Ricciardi, the former chief marketing officer of the New York Stock Exchange, manages a team of men and women — but primarily, working moms — who thrive on flexible schedules and an ethos of efficiency. She rose in the ranks of a male-dominated finance industry, then took what she learned, identified what made her feel fulfilled and crafted a company that puts her personal philosophy into practice.
HOW I GOT STARTED
When I left my job at the New York Stock Exchange after six years, I was on maternity leave with a preemie infant. I started my business from home when she was just three months old. I don’t think there’s ever an ideal time to make that shift, and it was out of necessity that I did it. I had anxiety about going back to a stressful corporate job with a high degree of uncertainty.

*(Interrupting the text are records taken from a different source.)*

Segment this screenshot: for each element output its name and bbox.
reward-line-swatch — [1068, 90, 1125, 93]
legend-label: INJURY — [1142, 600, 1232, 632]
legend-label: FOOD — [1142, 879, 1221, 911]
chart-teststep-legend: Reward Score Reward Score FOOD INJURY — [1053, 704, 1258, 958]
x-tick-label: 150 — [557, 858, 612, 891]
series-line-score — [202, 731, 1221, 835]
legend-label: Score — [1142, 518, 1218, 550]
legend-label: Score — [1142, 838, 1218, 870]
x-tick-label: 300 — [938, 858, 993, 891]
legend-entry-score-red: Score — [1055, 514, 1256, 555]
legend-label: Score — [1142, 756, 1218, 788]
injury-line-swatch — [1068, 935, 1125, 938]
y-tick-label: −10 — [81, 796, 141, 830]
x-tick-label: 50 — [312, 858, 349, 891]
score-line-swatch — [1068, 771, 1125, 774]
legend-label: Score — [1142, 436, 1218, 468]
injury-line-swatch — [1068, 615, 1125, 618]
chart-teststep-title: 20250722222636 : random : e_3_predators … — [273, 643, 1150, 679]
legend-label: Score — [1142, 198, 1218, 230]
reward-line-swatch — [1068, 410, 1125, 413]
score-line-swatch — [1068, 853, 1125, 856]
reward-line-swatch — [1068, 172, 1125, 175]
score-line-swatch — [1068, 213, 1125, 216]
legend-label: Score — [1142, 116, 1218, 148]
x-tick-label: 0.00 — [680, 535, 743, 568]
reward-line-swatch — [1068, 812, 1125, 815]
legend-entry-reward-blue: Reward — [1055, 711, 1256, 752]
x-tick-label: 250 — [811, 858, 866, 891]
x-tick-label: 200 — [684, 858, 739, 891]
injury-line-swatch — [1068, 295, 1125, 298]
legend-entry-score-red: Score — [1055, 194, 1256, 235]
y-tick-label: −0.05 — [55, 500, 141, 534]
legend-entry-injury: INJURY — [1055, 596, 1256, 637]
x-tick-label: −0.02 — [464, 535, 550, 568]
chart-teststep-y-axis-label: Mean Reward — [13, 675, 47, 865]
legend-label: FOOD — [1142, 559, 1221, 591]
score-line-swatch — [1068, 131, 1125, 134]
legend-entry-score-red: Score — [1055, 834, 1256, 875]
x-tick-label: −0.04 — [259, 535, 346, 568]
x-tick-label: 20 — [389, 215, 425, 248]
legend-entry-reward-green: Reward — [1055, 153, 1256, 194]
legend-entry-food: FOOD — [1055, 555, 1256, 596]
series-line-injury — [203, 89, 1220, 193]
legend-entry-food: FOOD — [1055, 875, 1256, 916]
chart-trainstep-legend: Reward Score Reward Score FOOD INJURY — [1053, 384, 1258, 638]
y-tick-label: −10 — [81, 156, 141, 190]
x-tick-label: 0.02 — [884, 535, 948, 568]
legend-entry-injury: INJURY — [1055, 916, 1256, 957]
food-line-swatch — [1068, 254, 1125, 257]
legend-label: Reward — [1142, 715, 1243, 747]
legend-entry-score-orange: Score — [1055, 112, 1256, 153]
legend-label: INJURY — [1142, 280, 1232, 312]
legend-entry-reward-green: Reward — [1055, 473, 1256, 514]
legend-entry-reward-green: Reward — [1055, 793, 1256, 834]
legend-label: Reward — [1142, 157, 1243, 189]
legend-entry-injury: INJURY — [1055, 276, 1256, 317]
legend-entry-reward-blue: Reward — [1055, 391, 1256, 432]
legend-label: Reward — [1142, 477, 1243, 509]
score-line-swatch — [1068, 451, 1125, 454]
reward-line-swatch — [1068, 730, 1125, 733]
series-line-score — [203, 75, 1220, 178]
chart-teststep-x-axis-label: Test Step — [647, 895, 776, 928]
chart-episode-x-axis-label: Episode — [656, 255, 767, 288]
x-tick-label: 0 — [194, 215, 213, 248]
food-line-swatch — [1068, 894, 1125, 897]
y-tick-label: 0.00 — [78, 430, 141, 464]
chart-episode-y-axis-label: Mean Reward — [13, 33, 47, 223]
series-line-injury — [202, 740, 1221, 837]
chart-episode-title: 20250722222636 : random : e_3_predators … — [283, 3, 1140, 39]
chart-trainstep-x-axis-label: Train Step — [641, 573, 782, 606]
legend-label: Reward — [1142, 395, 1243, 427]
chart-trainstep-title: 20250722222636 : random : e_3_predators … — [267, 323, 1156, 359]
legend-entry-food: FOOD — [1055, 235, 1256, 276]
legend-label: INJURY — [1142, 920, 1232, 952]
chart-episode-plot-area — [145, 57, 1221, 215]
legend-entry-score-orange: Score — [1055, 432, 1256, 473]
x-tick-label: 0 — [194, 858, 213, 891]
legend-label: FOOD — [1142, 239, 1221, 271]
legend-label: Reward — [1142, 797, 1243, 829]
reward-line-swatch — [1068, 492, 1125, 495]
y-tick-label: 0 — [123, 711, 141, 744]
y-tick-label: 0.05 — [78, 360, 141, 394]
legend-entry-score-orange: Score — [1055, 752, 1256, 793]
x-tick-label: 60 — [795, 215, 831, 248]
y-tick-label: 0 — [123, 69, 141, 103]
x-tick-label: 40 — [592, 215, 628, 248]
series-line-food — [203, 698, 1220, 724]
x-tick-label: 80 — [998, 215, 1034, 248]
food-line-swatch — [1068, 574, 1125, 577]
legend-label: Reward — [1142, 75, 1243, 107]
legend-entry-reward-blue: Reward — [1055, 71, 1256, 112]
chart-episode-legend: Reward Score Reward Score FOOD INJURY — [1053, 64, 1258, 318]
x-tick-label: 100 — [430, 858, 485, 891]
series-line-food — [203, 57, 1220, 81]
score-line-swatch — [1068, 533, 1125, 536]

I wanted to focus on building a strategic marketing advisory for businesses, because after 20 years of working on the client side, I always found it difficult to source agency partners that really understood the outcomes we needed to achieve. They were amazingly creative, but didn’t understand the business side of startups; I wanted to create a firm that offered the best of both worlds. Also, in my role at the NYSE, I’d spent a lot of time with founders of companies about to go public, and their entrepreneurial spirit inspired me to build something of my own. I knew the founders of General Assembly, the education organization, who became my first client.
WHY I HIRE MOMS
Since then, as the business has grown, many of the people I’ve hired at Ricciardi Group are working mothers. I give them autonomy and flexibility. Like me, they want to keep working even though they’re moms now. There’s a perception that working moms work just to have something to do. No, we’re commercially minded and want to bring revenue home to our families.
Ricciardi Group has grown quickly primarily because of the team I’ve been able to bring in and their appreciation that they have flexibility. The ability to work remotely, come in late after school drop-off or leave early for their kids’ soccer games is important to them. I recognize their needs and support them, and their loyalty and dedication to helping us build this company is something I am very grateful for. Of course, the flexibility is contingent on our clients’ needs, but I stand behind the saying that if you want something done exceptionally well and fast, give it to a working mom.
In general, I hire people who aren’t like me. I want someone more methodical, more strategic, faster or slower. If I surrounded myself with all the same people, I wouldn’t grow. I want some type-A competitives, but also some people who are also just really happy that it’s sunny outside, and can help us all keep perspective.
“There’s a perception that working moms work just to have something to do. No, we’re commercially minded and want to bring revenue home to our families.”
At the end of the day, I want to know I’m with people who are going to help me get out of a problem. We look for the grittiest, toughest people, the types who will never stop just because they don’t know something. Our job is putting out fires. The ability to react quickly and pivot on demand are most important.
Being CEO means I don’t have balance, because the things I have to do are never equal. But I make sure I have the flexibility to get those moments with my family — like helping at the coat drive at my daughter’s school. If I’ve spent the morning with her, when I go into work, I feel more accomplished because I’ve already done something important. That makes the days when I don’t see my kids, because of back-to-back pitches or year-end meetings with accountants, more bearable.